Les pins de Nicolet
Ô mes vieux pins touffus, dont le tronc séculaire
Se dresse défiant le temps qui détruit tout,
Et, le front foudroyé d'un éclat de tonnerre,
Indomptable géant, reste toujours debout!
J'aime vos longs rameaux étendus sur la plaine,
Harmonieux séjours, palais aériens,
Où les brises du soir semblent à chaque haleine,
Caresser des milliers de luths éoliens.
J'aime vos troncs noueux, votre tête qui ploie,
Quand le sombre ouragan vous prend par les cheveux,
Votre cîme où se cache un nid d'oiseau de proie,
Vos sourds rugissements, vos sons mystérieux!
Un soir, il m'en souvient, distrait, foulant la mousse
Qui tapisse en rampant vos gigantesques pieds,
J'entendis une voix fraîche, enivrante, douce,
Ainsi qu'un chant d'oiseau qui monte des halliers.
Et j'écoutais rêveur... et la note vibrante
Disait: « Ever of Thee!... » C'était un soir de mai...
La nature était belle, et la brise odorante...
Tout ainsi que la voix disait: aime!... et j'aimai!
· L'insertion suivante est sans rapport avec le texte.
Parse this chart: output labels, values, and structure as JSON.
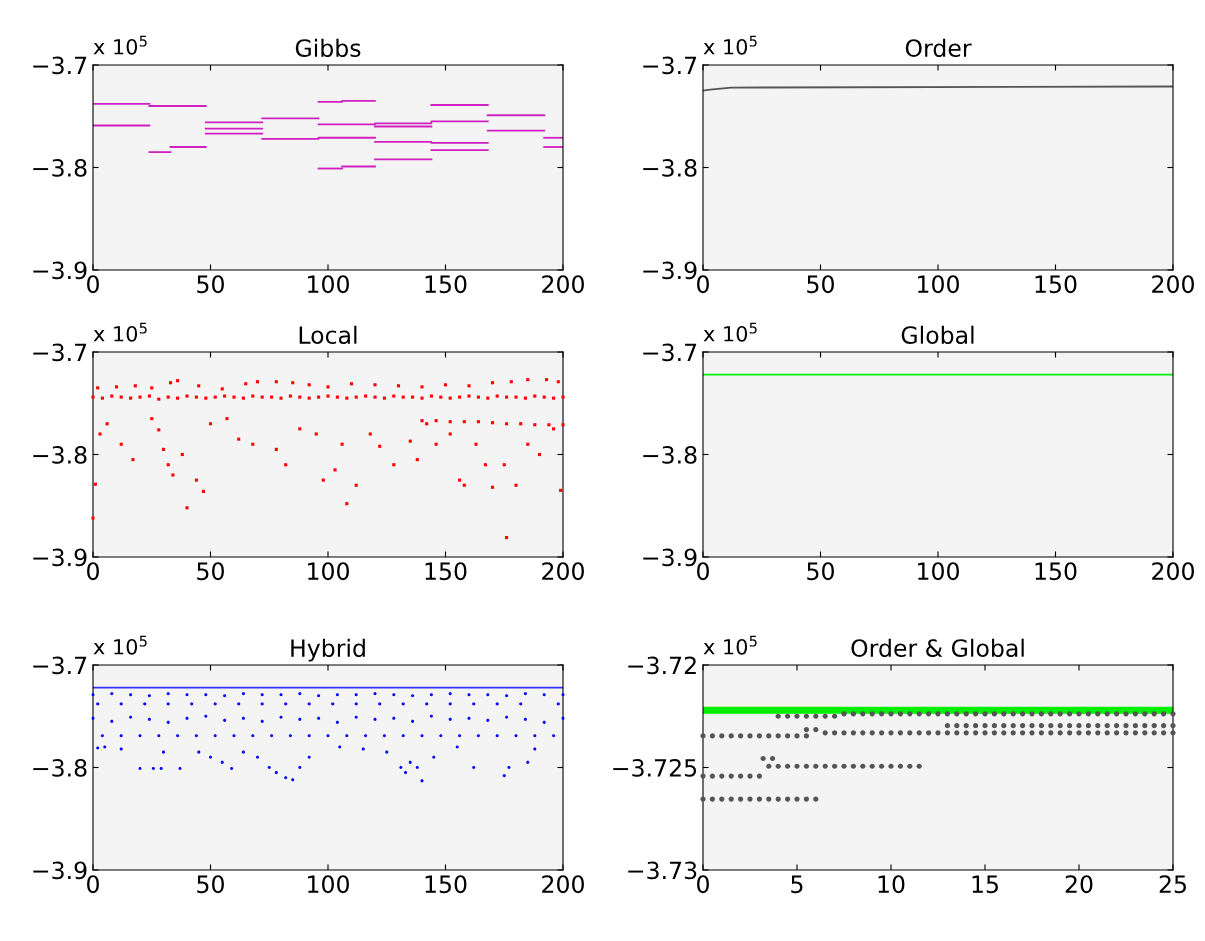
{
  "chart_data": [
    {
      "type": "line",
      "title": "Gibbs",
      "annotations": [
        "x 10$^{5}$"
      ],
      "xlim": [
        0,
        200
      ],
      "xticks": [
        0,
        50,
        100,
        150,
        200
      ],
      "ylim": [
        -3.9,
        -3.7
      ],
      "yticks": [
        -3.7,
        -3.8,
        -3.9
      ],
      "grid": false,
      "legend": false,
      "series": [
        {
          "color": "#d020c0",
          "x": [
            0,
            24
          ],
          "values": [
            -3.738,
            -3.738
          ]
        },
        {
          "color": "#d020c0",
          "x": [
            0,
            24
          ],
          "values": [
            -3.759,
            -3.759
          ]
        },
        {
          "color": "#d020c0",
          "x": [
            24,
            48
          ],
          "values": [
            -3.74,
            -3.74
          ]
        },
        {
          "color": "#d020c0",
          "x": [
            24,
            33
          ],
          "values": [
            -3.785,
            -3.785
          ]
        },
        {
          "color": "#d020c0",
          "x": [
            33,
            48
          ],
          "values": [
            -3.78,
            -3.78
          ]
        },
        {
          "color": "#d020c0",
          "x": [
            48,
            72
          ],
          "values": [
            -3.756,
            -3.756
          ]
        },
        {
          "color": "#d020c0",
          "x": [
            48,
            72
          ],
          "values": [
            -3.762,
            -3.762
          ]
        },
        {
          "color": "#d020c0",
          "x": [
            48,
            72
          ],
          "values": [
            -3.767,
            -3.767
          ]
        },
        {
          "color": "#d020c0",
          "x": [
            72,
            96
          ],
          "values": [
            -3.752,
            -3.752
          ]
        },
        {
          "color": "#d020c0",
          "x": [
            72,
            96,
            96,
            120
          ],
          "values": [
            -3.772,
            -3.772,
            -3.771,
            -3.771
          ]
        },
        {
          "color": "#d020c0",
          "x": [
            96,
            106,
            106,
            120
          ],
          "values": [
            -3.736,
            -3.736,
            -3.735,
            -3.735
          ]
        },
        {
          "color": "#d020c0",
          "x": [
            96,
            106
          ],
          "values": [
            -3.801,
            -3.801
          ]
        },
        {
          "color": "#d020c0",
          "x": [
            106,
            120
          ],
          "values": [
            -3.799,
            -3.799
          ]
        },
        {
          "color": "#d020c0",
          "x": [
            96,
            120,
            120,
            144,
            144,
            168
          ],
          "values": [
            -3.758,
            -3.758,
            -3.757,
            -3.757,
            -3.755,
            -3.755
          ]
        },
        {
          "color": "#d020c0",
          "x": [
            120,
            144
          ],
          "values": [
            -3.76,
            -3.76
          ]
        },
        {
          "color": "#d020c0",
          "x": [
            120,
            144,
            144,
            168
          ],
          "values": [
            -3.775,
            -3.775,
            -3.776,
            -3.776
          ]
        },
        {
          "color": "#d020c0",
          "x": [
            120,
            144
          ],
          "values": [
            -3.792,
            -3.792
          ]
        },
        {
          "color": "#d020c0",
          "x": [
            144,
            168
          ],
          "values": [
            -3.739,
            -3.739
          ]
        },
        {
          "color": "#d020c0",
          "x": [
            144,
            168
          ],
          "values": [
            -3.783,
            -3.783
          ]
        },
        {
          "color": "#d020c0",
          "x": [
            168,
            192
          ],
          "values": [
            -3.749,
            -3.749
          ]
        },
        {
          "color": "#d020c0",
          "x": [
            168,
            192
          ],
          "values": [
            -3.764,
            -3.764
          ]
        },
        {
          "color": "#d020c0",
          "x": [
            192,
            200
          ],
          "values": [
            -3.771,
            -3.771
          ]
        },
        {
          "color": "#d020c0",
          "x": [
            192,
            200
          ],
          "values": [
            -3.78,
            -3.78
          ]
        }
      ]
    },
    {
      "type": "line",
      "title": "Order",
      "annotations": [
        "x 10$^{5}$"
      ],
      "xlim": [
        0,
        200
      ],
      "xticks": [
        0,
        50,
        100,
        150,
        200
      ],
      "ylim": [
        -3.9,
        -3.7
      ],
      "yticks": [
        -3.7,
        -3.8,
        -3.9
      ],
      "grid": false,
      "legend": false,
      "series": [
        {
          "color": "#555555",
          "x": [
            0,
            3,
            12,
            200
          ],
          "values": [
            -3.725,
            -3.724,
            -3.722,
            -3.721
          ]
        }
      ]
    },
    {
      "type": "scatter",
      "title": "Local",
      "annotations": [
        "x 10$^{5}$"
      ],
      "xlim": [
        0,
        200
      ],
      "xticks": [
        0,
        50,
        100,
        150,
        200
      ],
      "ylim": [
        -3.9,
        -3.7
      ],
      "yticks": [
        -3.7,
        -3.8,
        -3.9
      ],
      "grid": false,
      "legend": false,
      "marker": "square",
      "series": [
        {
          "color": "#ff0000",
          "x": [
            0,
            4,
            8,
            12,
            16,
            20,
            24,
            28,
            32,
            36,
            40,
            44,
            48,
            52,
            56,
            60,
            64,
            68,
            72,
            76,
            80,
            84,
            88,
            92,
            96,
            100,
            104,
            108,
            112,
            116,
            120,
            124,
            128,
            132,
            136,
            140,
            144,
            148,
            152,
            156,
            160,
            164,
            168,
            172,
            176,
            180,
            184,
            188,
            192,
            196,
            200
          ],
          "values": [
            -3.744,
            -3.745,
            -3.743,
            -3.744,
            -3.745,
            -3.744,
            -3.743,
            -3.746,
            -3.744,
            -3.745,
            -3.743,
            -3.744,
            -3.745,
            -3.744,
            -3.743,
            -3.744,
            -3.745,
            -3.743,
            -3.744,
            -3.744,
            -3.745,
            -3.743,
            -3.744,
            -3.745,
            -3.744,
            -3.743,
            -3.744,
            -3.745,
            -3.744,
            -3.743,
            -3.744,
            -3.745,
            -3.743,
            -3.744,
            -3.744,
            -3.745,
            -3.743,
            -3.744,
            -3.745,
            -3.744,
            -3.743,
            -3.744,
            -3.745,
            -3.743,
            -3.744,
            -3.744,
            -3.745,
            -3.743,
            -3.744,
            -3.745,
            -3.744
          ]
        },
        {
          "color": "#ff0000",
          "x": [
            2,
            10,
            18,
            25,
            33,
            36,
            45,
            55,
            65,
            70,
            78,
            85,
            92,
            100,
            110,
            120,
            130,
            140,
            150,
            160,
            170,
            178,
            185,
            193,
            198
          ],
          "values": [
            -3.735,
            -3.734,
            -3.733,
            -3.735,
            -3.73,
            -3.728,
            -3.733,
            -3.736,
            -3.731,
            -3.729,
            -3.729,
            -3.73,
            -3.732,
            -3.734,
            -3.731,
            -3.732,
            -3.733,
            -3.734,
            -3.732,
            -3.733,
            -3.73,
            -3.729,
            -3.727,
            -3.727,
            -3.729
          ]
        },
        {
          "color": "#ff0000",
          "x": [
            0,
            1,
            3,
            6,
            12,
            17,
            25,
            28,
            30,
            32,
            34,
            38,
            40,
            44,
            47,
            50,
            57,
            62,
            68,
            78,
            82,
            88,
            95,
            98,
            103,
            106,
            108,
            112,
            118,
            122,
            128,
            135,
            138,
            142,
            146,
            152,
            156,
            158,
            163,
            167,
            170,
            175,
            176,
            180,
            185,
            190,
            196,
            199
          ],
          "values": [
            -3.862,
            -3.829,
            -3.78,
            -3.77,
            -3.79,
            -3.805,
            -3.765,
            -3.776,
            -3.795,
            -3.81,
            -3.82,
            -3.8,
            -3.852,
            -3.825,
            -3.836,
            -3.77,
            -3.765,
            -3.785,
            -3.79,
            -3.795,
            -3.81,
            -3.775,
            -3.78,
            -3.825,
            -3.815,
            -3.79,
            -3.848,
            -3.83,
            -3.78,
            -3.792,
            -3.81,
            -3.787,
            -3.805,
            -3.77,
            -3.79,
            -3.78,
            -3.825,
            -3.83,
            -3.79,
            -3.81,
            -3.832,
            -3.81,
            -3.881,
            -3.83,
            -3.79,
            -3.8,
            -3.775,
            -3.835
          ]
        },
        {
          "color": "#ff0000",
          "x": [
            140,
            146,
            152,
            158,
            164,
            170,
            176,
            182,
            188,
            194,
            200
          ],
          "values": [
            -3.767,
            -3.767,
            -3.768,
            -3.768,
            -3.768,
            -3.769,
            -3.77,
            -3.77,
            -3.771,
            -3.771,
            -3.771
          ]
        }
      ]
    },
    {
      "type": "line",
      "title": "Global",
      "annotations": [
        "x 10$^{5}$"
      ],
      "xlim": [
        0,
        200
      ],
      "xticks": [
        0,
        50,
        100,
        150,
        200
      ],
      "ylim": [
        -3.9,
        -3.7
      ],
      "yticks": [
        -3.7,
        -3.8,
        -3.9
      ],
      "grid": false,
      "legend": false,
      "series": [
        {
          "color": "#00ee00",
          "x": [
            0,
            200
          ],
          "values": [
            -3.722,
            -3.722
          ]
        }
      ]
    },
    {
      "type": "scatter",
      "title": "Hybrid",
      "annotations": [
        "x 10$^{5}$"
      ],
      "xlim": [
        0,
        200
      ],
      "xticks": [
        0,
        50,
        100,
        150,
        200
      ],
      "ylim": [
        -3.9,
        -3.7
      ],
      "yticks": [
        -3.7,
        -3.8,
        -3.9
      ],
      "grid": false,
      "legend": false,
      "marker": "circle",
      "series": [
        {
          "type": "line",
          "marker": "none",
          "color": "#3333ff",
          "x": [
            0,
            200
          ],
          "values": [
            -3.722,
            -3.722
          ]
        },
        {
          "color": "#0000ff",
          "x": [
            0,
            8,
            16,
            24,
            32,
            40,
            48,
            56,
            64,
            72,
            80,
            88,
            96,
            104,
            112,
            120,
            128,
            136,
            144,
            152,
            160,
            168,
            176,
            184,
            192,
            200
          ],
          "values": [
            -3.729,
            -3.728,
            -3.729,
            -3.73,
            -3.728,
            -3.729,
            -3.729,
            -3.73,
            -3.728,
            -3.729,
            -3.729,
            -3.728,
            -3.73,
            -3.729,
            -3.729,
            -3.728,
            -3.729,
            -3.73,
            -3.729,
            -3.728,
            -3.729,
            -3.729,
            -3.73,
            -3.728,
            -3.729,
            -3.729
          ]
        },
        {
          "color": "#0000ff",
          "x": [
            2,
            12,
            22,
            32,
            42,
            52,
            62,
            72,
            82,
            92,
            102,
            112,
            122,
            132,
            142,
            152,
            162,
            172,
            182,
            198
          ],
          "values": [
            -3.738,
            -3.738,
            -3.738,
            -3.738,
            -3.738,
            -3.738,
            -3.738,
            -3.738,
            -3.738,
            -3.738,
            -3.738,
            -3.738,
            -3.738,
            -3.738,
            -3.738,
            -3.738,
            -3.738,
            -3.738,
            -3.738,
            -3.738
          ]
        },
        {
          "color": "#0000ff",
          "x": [
            0,
            8,
            16,
            24,
            32,
            40,
            48,
            56,
            64,
            72,
            80,
            88,
            96,
            104,
            112,
            120,
            128,
            136,
            144,
            152,
            160,
            168,
            176,
            184,
            192,
            200
          ],
          "values": [
            -3.752,
            -3.755,
            -3.751,
            -3.753,
            -3.756,
            -3.752,
            -3.75,
            -3.754,
            -3.752,
            -3.755,
            -3.751,
            -3.753,
            -3.752,
            -3.756,
            -3.751,
            -3.753,
            -3.752,
            -3.755,
            -3.75,
            -3.753,
            -3.752,
            -3.754,
            -3.751,
            -3.753,
            -3.756,
            -3.752
          ]
        },
        {
          "color": "#0000ff",
          "x": [
            4,
            12,
            20,
            28,
            36,
            44,
            52,
            60,
            68,
            76,
            84,
            92,
            100,
            108,
            116,
            124,
            132,
            140,
            148,
            156,
            164,
            172,
            180,
            188,
            196
          ],
          "values": [
            -3.769,
            -3.769,
            -3.769,
            -3.769,
            -3.769,
            -3.769,
            -3.769,
            -3.769,
            -3.769,
            -3.769,
            -3.769,
            -3.769,
            -3.769,
            -3.769,
            -3.769,
            -3.769,
            -3.769,
            -3.769,
            -3.769,
            -3.769,
            -3.769,
            -3.769,
            -3.769,
            -3.769,
            -3.769
          ]
        },
        {
          "color": "#0000ff",
          "x": [
            2,
            5,
            12,
            20,
            25.7,
            29,
            37,
            30,
            45,
            50,
            55,
            59,
            64,
            70,
            75,
            78,
            82,
            85,
            88,
            92,
            105,
            115,
            125,
            131,
            133,
            135,
            138,
            140,
            145,
            155,
            162,
            175,
            177,
            185,
            188
          ],
          "values": [
            -3.781,
            -3.78,
            -3.782,
            -3.801,
            -3.801,
            -3.801,
            -3.801,
            -3.785,
            -3.785,
            -3.79,
            -3.795,
            -3.801,
            -3.785,
            -3.79,
            -3.8,
            -3.805,
            -3.81,
            -3.812,
            -3.8,
            -3.79,
            -3.78,
            -3.782,
            -3.785,
            -3.8,
            -3.805,
            -3.795,
            -3.8,
            -3.813,
            -3.79,
            -3.78,
            -3.8,
            -3.808,
            -3.8,
            -3.795,
            -3.782
          ]
        }
      ]
    },
    {
      "type": "scatter",
      "title": "Order & Global",
      "annotations": [
        "x 10$^{5}$"
      ],
      "xlim": [
        0,
        25
      ],
      "xticks": [
        0,
        5,
        10,
        15,
        20,
        25
      ],
      "ylim": [
        -3.73,
        -3.72
      ],
      "yticks": [
        -3.72,
        -3.725,
        -3.73
      ],
      "grid": false,
      "legend": false,
      "marker": "circle",
      "series": [
        {
          "color": "#555555",
          "x": [
            4,
            4.5,
            5,
            5.5,
            6,
            6.5,
            7
          ],
          "values": [
            -3.7225,
            -3.7225,
            -3.7225,
            -3.7225,
            -3.7225,
            -3.7225,
            -3.7225
          ]
        },
        {
          "color": "#555555",
          "x": [
            7.5,
            8,
            8.5,
            9,
            9.5,
            10,
            10.5,
            11,
            11.5,
            12,
            12.5,
            13,
            13.5,
            14,
            14.5,
            15,
            15.5,
            16,
            16.5,
            17,
            17.5,
            18,
            18.5,
            19,
            19.5,
            20,
            20.5,
            21,
            21.5,
            22,
            22.5,
            23,
            23.5,
            24,
            24.5,
            25
          ],
          "values": [
            -3.72238,
            -3.72238,
            -3.72238,
            -3.72238,
            -3.72238,
            -3.72238,
            -3.72238,
            -3.72238,
            -3.72238,
            -3.72238,
            -3.72238,
            -3.72238,
            -3.72238,
            -3.72238,
            -3.72238,
            -3.72238,
            -3.72238,
            -3.72238,
            -3.72238,
            -3.72238,
            -3.72238,
            -3.72238,
            -3.72238,
            -3.72238,
            -3.72238,
            -3.72238,
            -3.72238,
            -3.72238,
            -3.72238,
            -3.72238,
            -3.72238,
            -3.72238,
            -3.72238,
            -3.72238,
            -3.72238,
            -3.72238
          ]
        },
        {
          "color": "#555555",
          "x": [
            13,
            13.5,
            14,
            14.5,
            15,
            15.5,
            16,
            16.5,
            17,
            17.5,
            18,
            18.5,
            19,
            19.5,
            20,
            20.5,
            21,
            21.5,
            22,
            22.5,
            23,
            23.5,
            24,
            24.5,
            25
          ],
          "values": [
            -3.72296,
            -3.72296,
            -3.72296,
            -3.72296,
            -3.72296,
            -3.72296,
            -3.72296,
            -3.72296,
            -3.72296,
            -3.72296,
            -3.72296,
            -3.72296,
            -3.72296,
            -3.72296,
            -3.72296,
            -3.72296,
            -3.72296,
            -3.72296,
            -3.72296,
            -3.72296,
            -3.72296,
            -3.72296,
            -3.72296,
            -3.72296,
            -3.72296
          ]
        },
        {
          "color": "#555555",
          "x": [
            5.5,
            6
          ],
          "values": [
            -3.72315,
            -3.72315
          ]
        },
        {
          "color": "#555555",
          "x": [
            6.5,
            7,
            7.5,
            8,
            8.5,
            9,
            9.5,
            10,
            10.5,
            11,
            11.5,
            12,
            12.5,
            13,
            13.5,
            14,
            14.5,
            15,
            15.5,
            16,
            16.5,
            17,
            17.5,
            18,
            18.5,
            19,
            19.5,
            20,
            20.5,
            21,
            21.5,
            22,
            22.5,
            23,
            23.5,
            24,
            24.5,
            25
          ],
          "values": [
            -3.72331,
            -3.72331,
            -3.72331,
            -3.72331,
            -3.72331,
            -3.72331,
            -3.72331,
            -3.72331,
            -3.72331,
            -3.72331,
            -3.72331,
            -3.72331,
            -3.72331,
            -3.72331,
            -3.72331,
            -3.72331,
            -3.72331,
            -3.72331,
            -3.72331,
            -3.72331,
            -3.72331,
            -3.72331,
            -3.72331,
            -3.72331,
            -3.72331,
            -3.72331,
            -3.72331,
            -3.72331,
            -3.72331,
            -3.72331,
            -3.72331,
            -3.72331,
            -3.72331,
            -3.72331,
            -3.72331,
            -3.72331,
            -3.72331,
            -3.72331
          ]
        },
        {
          "color": "#555555",
          "x": [
            0,
            0.5,
            1,
            1.5,
            2,
            2.5,
            3,
            3.5,
            4,
            4.5,
            5,
            5.5
          ],
          "values": [
            -3.72346,
            -3.72346,
            -3.72346,
            -3.72346,
            -3.72346,
            -3.72346,
            -3.72346,
            -3.72346,
            -3.72346,
            -3.72346,
            -3.72346,
            -3.72346
          ]
        },
        {
          "color": "#555555",
          "x": [
            3.2,
            3.7
          ],
          "values": [
            -3.72456,
            -3.72456
          ]
        },
        {
          "color": "#555555",
          "x": [
            3.5,
            4,
            4.5,
            5,
            5.5,
            6,
            6.5,
            7,
            7.5,
            8,
            8.5,
            9,
            9.5,
            10,
            10.5,
            11,
            11.5
          ],
          "values": [
            -3.72494,
            -3.72494,
            -3.72494,
            -3.72494,
            -3.72494,
            -3.72494,
            -3.72494,
            -3.72494,
            -3.72494,
            -3.72494,
            -3.72494,
            -3.72494,
            -3.72494,
            -3.72494,
            -3.72494,
            -3.72494,
            -3.72494
          ]
        },
        {
          "color": "#555555",
          "x": [
            0,
            0.5,
            1,
            1.5,
            2,
            2.5,
            3
          ],
          "values": [
            -3.72542,
            -3.72542,
            -3.72542,
            -3.72542,
            -3.72542,
            -3.72542,
            -3.72542
          ]
        },
        {
          "color": "#555555",
          "x": [
            0,
            0.5,
            1,
            1.5,
            2,
            2.5,
            3,
            3.5,
            4,
            4.5,
            5,
            5.5,
            6
          ],
          "values": [
            -3.72654,
            -3.72654,
            -3.72654,
            -3.72654,
            -3.72654,
            -3.72654,
            -3.72654,
            -3.72654,
            -3.72654,
            -3.72654,
            -3.72654,
            -3.72654,
            -3.72654
          ]
        },
        {
          "type": "line",
          "marker": "none",
          "color": "#00ee00",
          "x": [
            0,
            25
          ],
          "values": [
            -3.72221,
            -3.72221
          ]
        }
      ]
    }
  ]
}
Ô mes vieux pins géants, dans vos concerts sublimes,
J'ai souvent retrouvé ce divin chant d'amour
Qui résonne toujours dans mes rêves intimes,
Et votre souvenir dore mon plus beau jour.
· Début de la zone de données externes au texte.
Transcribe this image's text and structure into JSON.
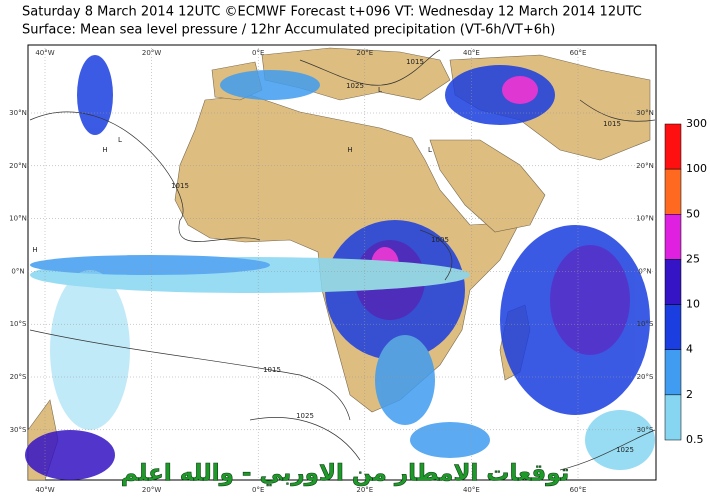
{
  "header": {
    "line1": "Saturday 8 March 2014 12UTC ©ECMWF Forecast t+096 VT: Wednesday 12 March 2014 12UTC",
    "line2": "Surface: Mean sea level pressure / 12hr Accumulated precipitation (VT-6h/VT+6h)"
  },
  "map": {
    "lon_labels": [
      "40°W",
      "20°W",
      "0°E",
      "20°E",
      "40°E",
      "60°E"
    ],
    "lat_labels": [
      "30°N",
      "20°N",
      "10°N",
      "0°N",
      "10°S",
      "20°S",
      "30°S"
    ],
    "isobar_labels": [
      "1015",
      "1025",
      "1015",
      "1005",
      "1015",
      "1025",
      "1025",
      "1015"
    ],
    "pressure_marks": [
      "H",
      "L",
      "H",
      "L",
      "L",
      "H"
    ]
  },
  "legend": {
    "levels": [
      "300",
      "100",
      "50",
      "25",
      "10",
      "4",
      "2",
      "0.5"
    ],
    "colors": [
      "#ff1010",
      "#ff6a20",
      "#e020e0",
      "#3414c4",
      "#1a3ee0",
      "#3f9cf0",
      "#86d6f2"
    ]
  },
  "caption": "توقعات الامطار من الاوربي - والله اعلم"
}
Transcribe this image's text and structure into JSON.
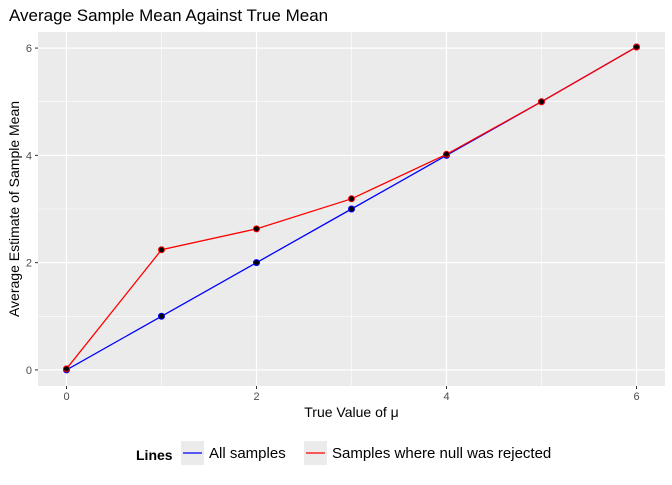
{
  "chart_data": {
    "type": "line",
    "title": "Average Sample Mean Against True Mean",
    "xlabel": "True Value of μ",
    "ylabel": "Average Estimate of Sample Mean",
    "xlim": [
      -0.3,
      6.3
    ],
    "ylim": [
      -0.3,
      6.3
    ],
    "x_ticks": [
      0,
      2,
      4,
      6
    ],
    "y_ticks": [
      0,
      2,
      4,
      6
    ],
    "grid": true,
    "legend_position": "bottom",
    "legend_title": "Lines",
    "x": [
      0,
      1,
      2,
      3,
      4,
      5,
      6
    ],
    "series": [
      {
        "name": "All samples",
        "color": "#0000ff",
        "values": [
          0.0,
          1.0,
          2.0,
          3.0,
          4.0,
          5.0,
          6.02
        ]
      },
      {
        "name": "Samples where null was rejected",
        "color": "#ff0000",
        "values": [
          0.02,
          2.24,
          2.63,
          3.19,
          4.02,
          5.0,
          6.02
        ]
      }
    ]
  }
}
Puissé-je un soir encor, sous vos sombres ombrages,
Rêver en écoutant vos soupirs amoureux,
Ou vos longues clameurs quand l'aile des orages
Vous secoue en tordant vos bras majestueux!
Malheur à qui prendra la hache sacrilège
Pour mutiler vos flancs par de sanglants affronts!...
Mais non! ô mes vieux pins! le respect vous protège,
Et des siècles encor passeront sur vos fronts!